Come spiegano alla Copagri Marche [la Confederazione dei produttori agricoli regionali che ha sede ad Ancona] l’obiettivo è promuovere “non più un’agricoltura per il consumatore, ma con il consumatore”. Il Condominio rurale vede infatti associati un imprenditore agricolo e un certo numero di cittadini che, in qualità di consumatori e di fruitori di servizi, possono avere libero accesso in azienda agricola, orientando, partendo dalle proprie esigenze alimentari, le scelte produttive. Il responsabile della società, anzi del “condominio”, resta il contadino che viene ricompensato da un’attenta e puntuale valorizzazione dei prodotti, nonché dei servizi offerti.
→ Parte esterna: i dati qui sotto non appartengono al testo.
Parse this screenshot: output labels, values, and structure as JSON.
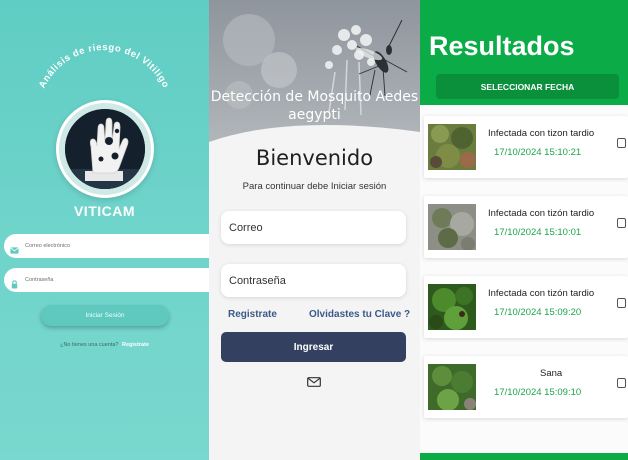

L’associazione “Condominio rurale” è regolamentata da uno statuto e prevede la partecipazione attiva dei soci ad alcune attività dell’azienda, la quale produce tutto quanto può servire ai bisogni alimentari della famiglie coinvolte nel progetto. I soci possono anche avere uno spazio per l’autoproduzione [dal pane alle conserve, ecc.] utilizzando le strutture aziendali. Sono promosse anche manifestazioni per valorizzare le tradizioni contadine locali, nonché degustazioni e corsi di cucina riservati ai soci. Il progetto prevede anche la pubblicazione e l’aggiornamento di un sito internet.

Per l’attuazione di questo progetto è prevista una prima fase di promozione e sperimentazione con un limitato numero di condomini rurali. A medio termine, invece, l’obiettivo, è dare vita ad una vera rete per favorire lo scambio delle esperienze.

Nei prossimi mesi alcune aziende agricole si trasformeranno dunque in condomini. Nel frattempo è partita la ricerca dei cittadini disponibili ad associarsi.

Ma nelle Marche la filiera corta ha un volto anche sportivo. Grazie all’iniziativa della Provincia di Ascoli Piceno e di Aiab è stato promosso un torneo di minibasket a Ripatrasone [Ap], durante il quale sono state distribuite merende e succhi di frutti bio ai piccoli atleti e regalate magliette con sponsor particolari. “Attravreso la sponsorizzazione biologica – dice Avelio Marini, assessore provinciale all’agricoltura – i bambini, giocando e quindi divertendosi, hanno appreso come un corretto stile di vita sia determinato da un’alimentazione sana ed equilibrata unita all’attività fisica”.